If the school representative accepted that there would be no prejudice, I would argue that this was "material new evidence" that should have been made available to all the appellants.

In this sort of situation there is a problem with individual stage ones (as opposed to a group hearing). Unless your appeal happened to be the very first, it can be difficult to make arrangements for other appellants to be brought back and given "the opportunity to consider and respond to the new evidence". It is likely to disrupt the timetable for the appeals - but that's no excuse for failing to comply with the Code.

Perhaps the panel decided with the clerk that "no prejudice" was not material new information?
It would seem difficult to justify such a decision!
- but what is the evidence that they even considered the matter as required by para. 2.19 of the Code?
There is no mention of it in the decision letter.

Quote:
2.25 The panel must ensure that the decision is easily comprehensible so that the parties can understand the basis on which the decision was made. The decision letter must contain a summary of relevant factors that were raised by the parties and considered by the panel. It must also give clear reasons for the panel’s decision, including how, and why, any issues of fact or law were decided by the panel during the hearing.

I suppose it is arguable that the panel were entitled to give weight to the governors' case for prejudice rather than the evidence of the school representative if they had reason to do so (although one would have thought that the latter completely undermined the former!).
Nevertheless, the evidence of the school representative was clearly a relevant factor which should have been mentioned in the decision letter.
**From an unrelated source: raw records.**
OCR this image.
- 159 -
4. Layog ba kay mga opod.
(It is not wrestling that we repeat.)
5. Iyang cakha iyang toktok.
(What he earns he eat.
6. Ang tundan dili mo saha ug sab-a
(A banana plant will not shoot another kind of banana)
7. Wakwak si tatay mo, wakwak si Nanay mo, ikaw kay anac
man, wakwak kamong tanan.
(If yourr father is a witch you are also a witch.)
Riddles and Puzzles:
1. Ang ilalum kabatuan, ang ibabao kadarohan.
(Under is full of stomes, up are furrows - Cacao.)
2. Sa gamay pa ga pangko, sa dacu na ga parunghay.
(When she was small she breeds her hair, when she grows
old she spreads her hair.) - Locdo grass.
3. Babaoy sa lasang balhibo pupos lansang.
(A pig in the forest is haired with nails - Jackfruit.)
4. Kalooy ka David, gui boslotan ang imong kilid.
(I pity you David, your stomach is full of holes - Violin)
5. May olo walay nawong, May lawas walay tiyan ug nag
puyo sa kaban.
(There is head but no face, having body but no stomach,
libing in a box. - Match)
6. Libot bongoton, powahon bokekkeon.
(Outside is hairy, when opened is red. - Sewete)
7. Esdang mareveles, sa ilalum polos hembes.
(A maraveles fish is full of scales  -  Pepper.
It should also have been made clear what view the panel took of the new evidence.

I think it would be worth trying a complaint to the ESFA on these two grounds, referring to paras. 2.19 and 2.25 of the Code.
https://www.elevenplusexams.co.uk/appeals/ombudsman#d6
If you need any help filling in the online form (see D6 point 25), please let me know.

It is possible that an explanation for these issues can be found in the clerk's notes (although that would not excuse a decision letter that does not comply with the Code).

You could consider trying to get hold of a copy of the clerk's notes, if you want to, before complaining to the ESFA.
See: https://www.elevenplusexams.co.uk/appeals/ombudsman#d4
Alternatively, you could just leave it all to the ESFA - they will almost certainly want to check what the clerk's notes reveal.

The ESFA will either
• find no fault
or
• find fault and require the panel to improve its procedures
or
• find fault, require the panel to improve its procedures, and order a re-hearing with a different panel (but only if there has been a serious injustice).